(Clare's POV)

Hugs

They can make you or break you

Whether it is a hug hello, hug goodbye, or a hug for showing affection

They hold more meaning than most understand.

Growing up, hugs for me were a symbol of showing you care. For example, up until I was 10 my mom and dad would give me a hug goodnight. It was to show me that they loved me and they would see me soon in the morning.

When my grandmother passed away, I found myself in a sea of hugs. All of them were for sympathy. For nights my older sister would lay with me on my bed, hugging me tight while I cried.

When I was in Middle school I would only receive hugs from my good friends (which were only girls) usually in sympathy or to say they will see me soon. I would never hug boys-ever. To me it was unnecessary and weird. Why hug a boy? What would they ever do for you? At the time I couldn't even stand the thought of talking to boys. They are stupid and mean and all they do is act immaturely.

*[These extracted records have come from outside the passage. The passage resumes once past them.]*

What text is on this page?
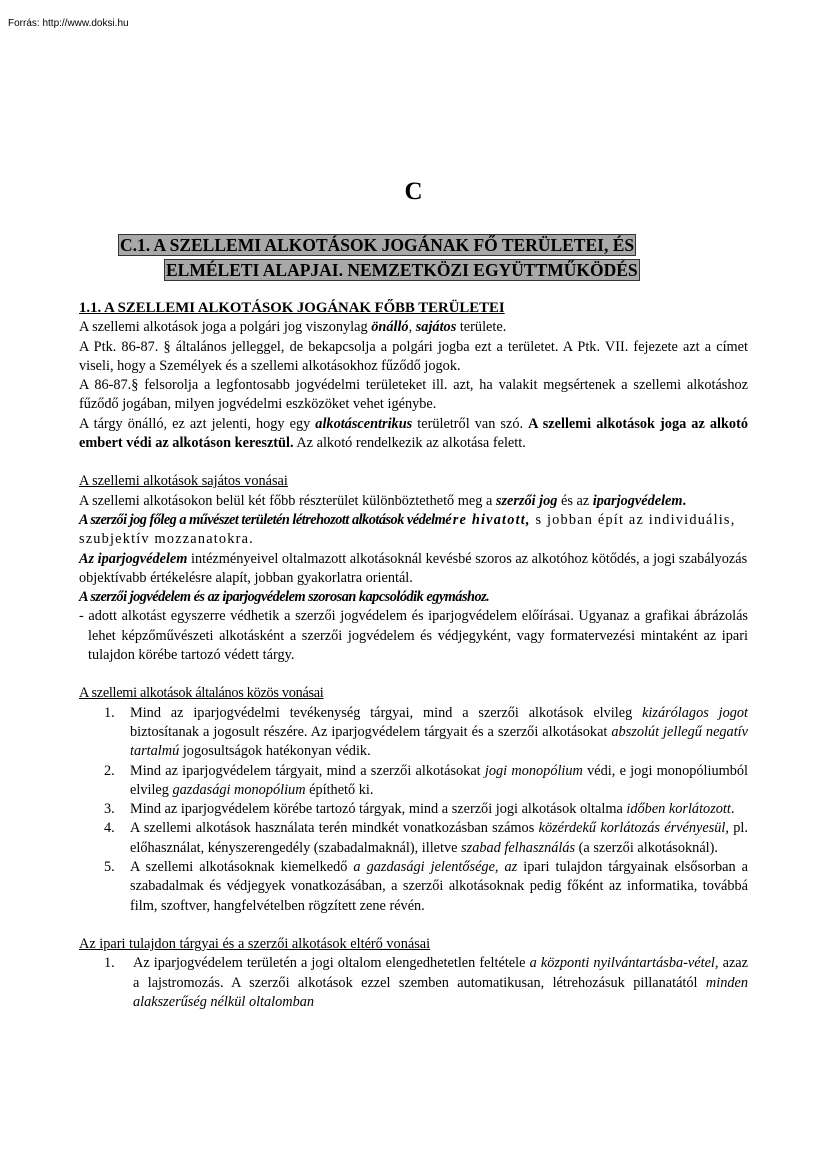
Forrás: http://www.doksi.hu
C
C.1. A SZELLEMI ALKOTÁSOK JOGÁNAK FŐ TERÜLETEI, ÉS
ELMÉLETI ALAPJAI. NEMZETKÖZI EGYÜTTMŰKÖDÉS

1.1. A SZELLEMI ALKOTÁSOK JOGÁNAK FŐBB TERÜLETEI

A szellemi alkotások joga a polgári jog viszonylag önálló, sajátos területe.

A Ptk. 86-87. § általános jelleggel, de bekapcsolja a polgári jogba ezt a területet. A Ptk. VII. fejezete azt a címet viseli, hogy a Személyek és a szellemi alkotásokhoz fűződő jogok.

A 86-87.§ felsorolja a legfontosabb jogvédelmi területeket ill. azt, ha valakit megsértenek a szellemi alkotáshoz fűződő jogában, milyen jogvédelmi eszközöket vehet igénybe.

A tárgy önálló, ez azt jelenti, hogy egy alkotáscentrikus területről van szó. A szellemi alkotások joga az alkotó embert védi az alkotáson keresztül. Az alkotó rendelkezik az alkotása felett.

A szellemi alkotások sajátos vonásai

A szellemi alkotásokon belül két főbb részterület különböztethető meg a szerzői jog és az iparjogvédelem.

A szerzői jog főleg a művészet területén létrehozott alkotások védelmére hivatott, s jobban épít az individuális, szubjektív mozzanatokra.

Az iparjogvédelem intézményeivel oltalmazott alkotásoknál kevésbé szoros az alkotóhoz kötődés, a jogi szabályozás objektívabb értékelésre alapít, jobban gyakorlatra orientál.

A szerzői jogvédelem és az iparjogvédelem szorosan kapcsolódik egymáshoz.

- adott alkotást egyszerre védhetik a szerzői jogvédelem és iparjogvédelem előírásai. Ugyanaz a grafikai ábrázolás lehet képzőművészeti alkotásként a szerzői jogvédelem és védjegyként, vagy formatervezési mintaként az ipari tulajdon körébe tartozó védett tárgy.

A szellemi alkotások általános közös vonásai

1. Mind az iparjogvédelmi tevékenység tárgyai, mind a szerzői alkotások elvileg kizárólagos jogot biztosítanak a jogosult részére. Az iparjogvédelem tárgyait és a szerzői alkotásokat abszolút jellegű negatív tartalmú jogosultságok hatékonyan védik.
2. Mind az iparjogvédelem tárgyait, mind a szerzői alkotásokat jogi monopólium védi, e jogi monopóliumból elvileg gazdasági monopólium építhető ki.
3. Mind az iparjogvédelem körébe tartozó tárgyak, mind a szerzői jogi alkotások oltalma időben korlátozott.
4. A szellemi alkotások használata terén mindkét vonatkozásban számos közérdekű korlátozás érvényesül, pl. előhasználat, kényszerengedély (szabadalmaknál), illetve szabad felhasználás (a szerzői alkotásoknál).
5. A szellemi alkotásoknak kiemelkedő a gazdasági jelentősége, az ipari tulajdon tárgyainak elsősorban a szabadalmak és védjegyek vonatkozásában, a szerzői alkotásoknak pedig főként az informatika, továbbá film, szoftver, hangfelvételben rögzített zene révén.

Az ipari tulajdon tárgyai és a szerzői alkotások eltérő vonásai

1. Az iparjogvédelem területén a jogi oltalom elengedhetetlen feltétele a központi nyilvántartásba-vétel, azaz a lajstromozás. A szerzői alkotások ezzel szemben automatikusan, létrehozásuk pillanatától minden alakszerűség nélkül oltalomban
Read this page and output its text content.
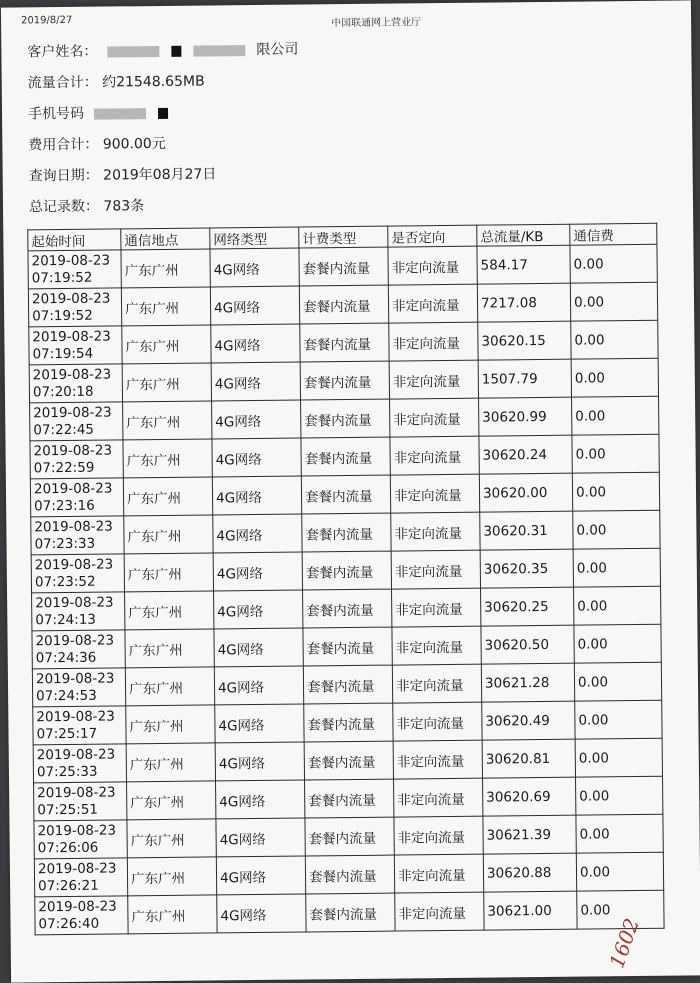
2019/8/27	中国联通网上营业厅
客户姓名：	限公司
流量合计： 约21548.65MB
手机号码
费用合计： 900.00元
查询日期： 2019年08月27日
总记录数： 783条
起始时间	通信地点	网络类型	计费类型	是否定向	总流量/KB	通信费

2019-08-23
07:19:52	广东广州	4G网络	套餐内流量	非定向流量	584.17	0.00

2019-08-23
07:19:52	广东广州	4G网络	套餐内流量	非定向流量	7217.08	0.00

2019-08-23
07:19:54	广东广州	4G网络	套餐内流量	非定向流量	30620.15	0.00

2019-08-23
07:20:18	广东广州	4G网络	套餐内流量	非定向流量	1507.79	0.00

2019-08-23
07:22:45	广东广州	4G网络	套餐内流量	非定向流量	30620.99	0.00

2019-08-23
07:22:59	广东广州	4G网络	套餐内流量	非定向流量	30620.24	0.00

2019-08-23
07:23:16	广东广州	4G网络	套餐内流量	非定向流量	30620.00	0.00

2019-08-23
07:23:33	广东广州	4G网络	套餐内流量	非定向流量	30620.31	0.00

2019-08-23
07:23:52	广东广州	4G网络	套餐内流量	非定向流量	30620.35	0.00

2019-08-23
07:24:13	广东广州	4G网络	套餐内流量	非定向流量	30620.25	0.00

2019-08-23
07:24:36	广东广州	4G网络	套餐内流量	非定向流量	30620.50	0.00

2019-08-23
07:24:53	广东广州	4G网络	套餐内流量	非定向流量	30621.28	0.00

2019-08-23
07:25:17	广东广州	4G网络	套餐内流量	非定向流量	30620.49	0.00

2019-08-23
07:25:33	广东广州	4G网络	套餐内流量	非定向流量	30620.81	0.00

2019-08-23
07:25:51	广东广州	4G网络	套餐内流量	非定向流量	30620.69	0.00

2019-08-23
07:26:06	广东广州	4G网络	套餐内流量	非定向流量	30621.39	0.00

2019-08-23
07:26:21	广东广州	4G网络	套餐内流量	非定向流量	30620.88	0.00

2019-08-23
07:26:40	广东广州	4G网络	套餐内流量	非定向流量	30621.00	0.00
1602
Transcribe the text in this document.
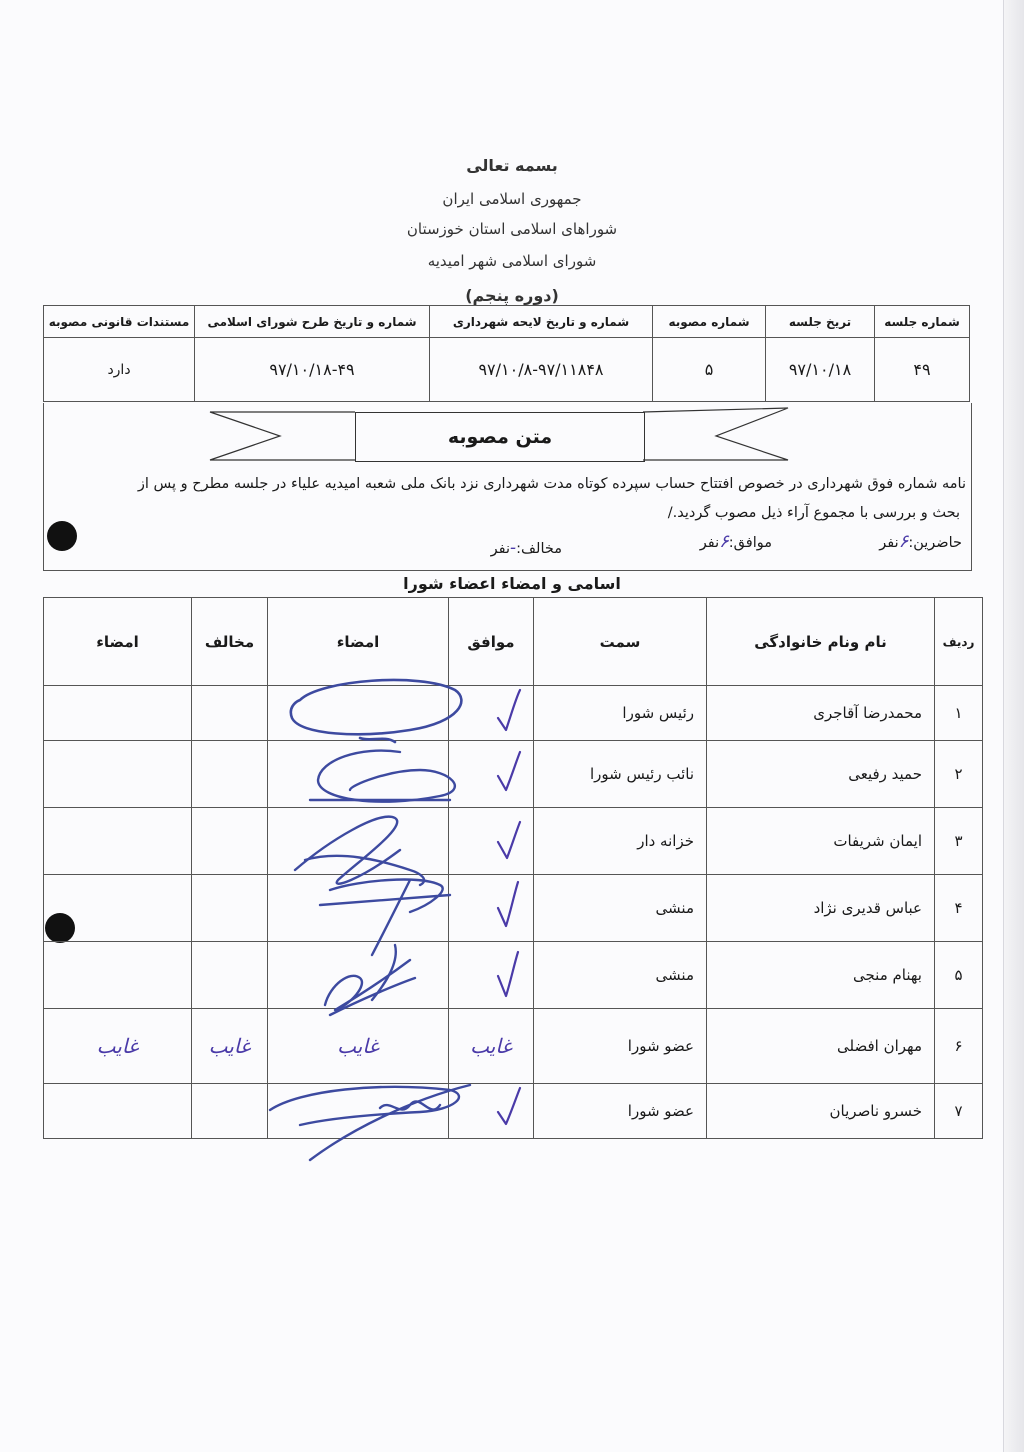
بسمه تعالی
جمهوری اسلامی ایران
شوراهای اسلامی استان خوزستان
شورای اسلامی شهر امیدیه
(دوره پنجم)
شماره جلسه	تریخ جلسه	شماره مصوبه	شماره و تاریخ لایحه شهرداری	شماره و تاریخ طرح شورای اسلامی	مستندات قانونی مصوبه
۴۹	۹۷/۱۰/۱۸	۵	۹۷/۱۰/۸-۹۷/۱۱۸۴۸	۹۷/۱۰/۱۸-۴۹	دارد
متن مصوبه
نامه شماره فوق شهرداری در خصوص افتتاح حساب سپرده کوتاه مدت شهرداری نزد بانک ملی شعبه امیدیه علیاء در جلسه مطرح و پس از
بحث و بررسی با مجموع آراء ذیل مصوب گردید./
حاضرین:۶نفر
موافق:۶نفر
مخالف:-نفر
اسامی و امضاء اعضاء شورا
ردیف	نام ونام خانوادگی	سمت	موافق	امضاء	مخالف	امضاء
۱	محمدرضا آقاجری	رئیس شورا				
۲	حمید رفیعی	نائب رئیس شورا				
۳	ایمان شریفات	خزانه دار				
۴	عباس قدیری نژاد	منشی				
۵	بهنام منجی	منشی				
۶	مهران افضلی	عضو شورا	غایب	غایب	غایب	غایب
۷	خسرو ناصریان	عضو شورا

Once in the 6th grade, while walking home one afternoon, I remember hearing a whisper of voices and a pitter pattering of feet behind me. When I whirled around to see who it was, I came face to face with nothing. After standing there for a moment I turned back around and continued on home. Once the 'whispering' turned into loud snickering voices I stopped dead in my tracks. I could recognize that noise from anywhere. Once I pivoted on my heel, I saw the one person in the world I could say that I truly hate. K.C Guthrie, and his group of friends. I don't know what I ever did to him, but he seemed to love to make my life miserable-and I hated him for it. It is either spreading vicious rumors around the school that I like to make out with every boy I hang out-which is a lot worse than it seems….once all the guys start hearing that….a line starts, wanting to 'hang out', or tripping me in the hallways. He made me want to do so many mean things to him….I should be ashamed of what he does to my temper. Once he realized I caught him in his tracks, his face flashed with shock. What happened next made me want to crawl under a rock. He ran up to me and shoved me, hard. I fell to the ground and my backpack spilled all of my things out of it. K.C and his little posse started laughing as they ran away.

"You're such a loser Clare!" He yelled, voice slowly fading away.

I sat there stunned. When I started to feel a shooting pain in my back I started to sob. I quickly started to gather up all of my books. I noticed a second pair of hands shoot out and pick up the rest of my things. When I looked up my blue eyes crashed with emerald ones. I slowly stood up and took in the appearance of the boy in front of me.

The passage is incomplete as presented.